La pratica e l’allenamento trasformano le varie parti del corpo in armi che possono consentire la supremazia in un combattimento. Quando l’obbiettivo principale è la neutralizzazione del nostro avversario, si ricorrerà infatti ad ogni possibile parte del corpo con cui si renda necessario colpire il nostro aggressore.
Si parla di aggressore perché, per quanto nel Karate siano previste tecniche per attaccare, non rientra nello spirito e nella filosofia del Karateka colpire per primo ma solo se aggredito (principio: “Karate ni sente nashi”).
Il Goshin Jutsu, anche considerando le differenti doti fisiche, tecniche e psicologiche di ogni individuo, implica necessariamente una pratica costante nel tempo che serve a stimare la propria zona di influenza, il concetto di distanza e tempo, l’uso degli spostamenti e soprattutto il controllo, tutti punti fondamentali nello studio della difesa personale.

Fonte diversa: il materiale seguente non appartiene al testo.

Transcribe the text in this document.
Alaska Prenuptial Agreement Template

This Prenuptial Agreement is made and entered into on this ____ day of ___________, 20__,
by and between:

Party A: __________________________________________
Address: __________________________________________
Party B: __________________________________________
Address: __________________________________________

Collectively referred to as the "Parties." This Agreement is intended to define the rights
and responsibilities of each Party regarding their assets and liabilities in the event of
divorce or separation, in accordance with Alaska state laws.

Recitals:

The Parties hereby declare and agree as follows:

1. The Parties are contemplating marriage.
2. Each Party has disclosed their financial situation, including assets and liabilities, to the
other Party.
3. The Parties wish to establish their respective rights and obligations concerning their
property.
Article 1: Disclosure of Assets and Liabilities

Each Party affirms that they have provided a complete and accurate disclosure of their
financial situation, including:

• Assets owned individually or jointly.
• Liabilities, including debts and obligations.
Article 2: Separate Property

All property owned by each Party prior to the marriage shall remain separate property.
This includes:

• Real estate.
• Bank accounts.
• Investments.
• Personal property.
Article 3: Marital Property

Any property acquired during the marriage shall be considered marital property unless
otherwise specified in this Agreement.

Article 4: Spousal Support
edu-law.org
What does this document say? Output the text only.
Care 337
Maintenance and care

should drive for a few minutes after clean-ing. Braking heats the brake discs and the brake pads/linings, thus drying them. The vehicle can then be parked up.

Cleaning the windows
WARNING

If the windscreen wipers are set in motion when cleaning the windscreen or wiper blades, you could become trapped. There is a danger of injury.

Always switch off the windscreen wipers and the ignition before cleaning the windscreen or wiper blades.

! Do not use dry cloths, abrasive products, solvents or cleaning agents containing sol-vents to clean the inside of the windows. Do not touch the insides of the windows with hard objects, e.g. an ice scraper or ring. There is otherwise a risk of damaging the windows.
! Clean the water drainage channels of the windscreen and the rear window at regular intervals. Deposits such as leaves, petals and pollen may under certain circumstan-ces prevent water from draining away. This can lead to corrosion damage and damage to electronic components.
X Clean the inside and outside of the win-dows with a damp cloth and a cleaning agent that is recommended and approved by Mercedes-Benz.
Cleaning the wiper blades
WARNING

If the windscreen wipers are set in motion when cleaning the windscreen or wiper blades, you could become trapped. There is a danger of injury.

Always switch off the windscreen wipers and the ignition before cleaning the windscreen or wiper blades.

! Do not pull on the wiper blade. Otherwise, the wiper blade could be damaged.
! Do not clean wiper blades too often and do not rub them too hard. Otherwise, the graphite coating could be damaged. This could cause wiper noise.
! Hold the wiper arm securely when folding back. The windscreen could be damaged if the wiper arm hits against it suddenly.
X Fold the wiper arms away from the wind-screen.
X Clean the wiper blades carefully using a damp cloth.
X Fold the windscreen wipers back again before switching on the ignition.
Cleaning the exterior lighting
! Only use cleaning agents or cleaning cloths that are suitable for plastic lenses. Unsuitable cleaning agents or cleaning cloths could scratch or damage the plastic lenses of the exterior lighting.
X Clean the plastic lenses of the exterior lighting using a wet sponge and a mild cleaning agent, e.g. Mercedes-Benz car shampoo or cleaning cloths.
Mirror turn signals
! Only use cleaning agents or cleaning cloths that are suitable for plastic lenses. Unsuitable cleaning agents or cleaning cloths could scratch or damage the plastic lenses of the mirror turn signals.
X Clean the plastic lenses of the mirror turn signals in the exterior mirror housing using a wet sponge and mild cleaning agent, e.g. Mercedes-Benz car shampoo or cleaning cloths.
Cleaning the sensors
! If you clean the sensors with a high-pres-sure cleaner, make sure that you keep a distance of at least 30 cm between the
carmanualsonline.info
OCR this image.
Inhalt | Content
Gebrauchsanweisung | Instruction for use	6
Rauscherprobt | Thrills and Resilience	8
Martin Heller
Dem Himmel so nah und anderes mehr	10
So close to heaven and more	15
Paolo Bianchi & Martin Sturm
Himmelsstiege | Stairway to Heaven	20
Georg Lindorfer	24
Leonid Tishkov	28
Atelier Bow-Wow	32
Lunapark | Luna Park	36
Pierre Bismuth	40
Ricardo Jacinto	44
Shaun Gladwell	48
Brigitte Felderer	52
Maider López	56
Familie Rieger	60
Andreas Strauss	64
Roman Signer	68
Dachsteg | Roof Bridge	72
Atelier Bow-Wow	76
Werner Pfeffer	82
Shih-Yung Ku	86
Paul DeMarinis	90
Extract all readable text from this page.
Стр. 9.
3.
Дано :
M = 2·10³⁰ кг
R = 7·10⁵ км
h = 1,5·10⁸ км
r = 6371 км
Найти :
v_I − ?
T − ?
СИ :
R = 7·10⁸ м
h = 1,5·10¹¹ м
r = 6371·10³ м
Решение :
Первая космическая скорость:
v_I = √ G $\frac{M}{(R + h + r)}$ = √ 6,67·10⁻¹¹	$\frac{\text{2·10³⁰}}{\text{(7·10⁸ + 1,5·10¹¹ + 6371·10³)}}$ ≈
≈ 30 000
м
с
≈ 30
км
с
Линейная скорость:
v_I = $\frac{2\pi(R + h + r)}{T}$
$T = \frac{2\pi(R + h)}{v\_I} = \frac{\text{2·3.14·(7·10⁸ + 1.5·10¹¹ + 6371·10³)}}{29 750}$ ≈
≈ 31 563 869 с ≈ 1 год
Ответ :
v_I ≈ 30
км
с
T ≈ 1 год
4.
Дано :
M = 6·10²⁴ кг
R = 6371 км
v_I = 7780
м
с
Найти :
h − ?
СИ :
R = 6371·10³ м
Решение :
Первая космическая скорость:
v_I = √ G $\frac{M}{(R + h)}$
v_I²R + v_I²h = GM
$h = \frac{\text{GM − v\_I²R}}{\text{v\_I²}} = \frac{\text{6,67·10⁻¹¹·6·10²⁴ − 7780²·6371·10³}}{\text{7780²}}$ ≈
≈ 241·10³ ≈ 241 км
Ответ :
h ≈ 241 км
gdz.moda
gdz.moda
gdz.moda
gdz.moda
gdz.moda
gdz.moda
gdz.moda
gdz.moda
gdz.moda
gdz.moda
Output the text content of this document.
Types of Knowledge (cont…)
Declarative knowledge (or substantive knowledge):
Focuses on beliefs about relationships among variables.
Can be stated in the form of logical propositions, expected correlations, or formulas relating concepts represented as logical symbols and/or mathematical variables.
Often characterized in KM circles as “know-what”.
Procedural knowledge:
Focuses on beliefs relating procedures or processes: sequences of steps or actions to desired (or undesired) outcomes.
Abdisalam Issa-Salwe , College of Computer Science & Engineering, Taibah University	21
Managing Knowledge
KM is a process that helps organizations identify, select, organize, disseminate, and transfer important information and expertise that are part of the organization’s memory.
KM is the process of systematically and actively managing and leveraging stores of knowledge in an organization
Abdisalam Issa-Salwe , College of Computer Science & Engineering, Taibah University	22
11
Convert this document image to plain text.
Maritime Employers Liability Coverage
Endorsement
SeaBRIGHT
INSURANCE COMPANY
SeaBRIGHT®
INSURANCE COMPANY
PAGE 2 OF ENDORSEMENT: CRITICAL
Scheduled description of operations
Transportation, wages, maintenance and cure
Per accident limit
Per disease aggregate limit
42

Non bisogna dimenticare, però, che il proprio movimento è la manifestazione del proprio spirito. Per tale ragione una pratica corretta deve prevedere lo studio di diversi aspetti tra loro interdipendenti come il rilassamento fisico e mentale, l’uso corretto della respirazione (kokyu), la visualizzazione, la concentrazione, la meditazione, gli spostamenti (ashi-sabaki, tai-sabaki), le cadute (ukemi), le posizioni (tachi-kata), le tecniche di percussione (atemi waza – tsuki, uchi, hiji, keri), la conoscenza delle zone bersaglio e dei punti vitali (kyusho), le tecniche di parata (uke-waza), l’allenamento all’impatto (makiwara, scudo, colpitori, sacco, ecc.), gli squilibri (kuzushi-waza), gli proiezioni (nage-waza), leve articolari (kansetsu/tuidi-waza), le evasioni e controtecniche (gyaku-waza), il controllo e le immobilizzazioni (katame-waza), gli strangolamenti/soffocamenti (shime-waza), la lotta a terra e la sottomissione (ne-waza), la tattica e la strategia del conflitto (heiho), l’intenzione che guida l’energia (kime-waza), la dinamica delle tecniche, la fluidità e la continuità nell’azione (renraku/renzoku-waza), la coordinazione, l’equilibrio, la mobilità articolare e la flessibilità.
Solo così il Karatedo diventa una via di autorealizzazione, in cui il corpo, la mente e lo spirito si fondono in armonia con la natura e il fluire dell’energia dell’Universo.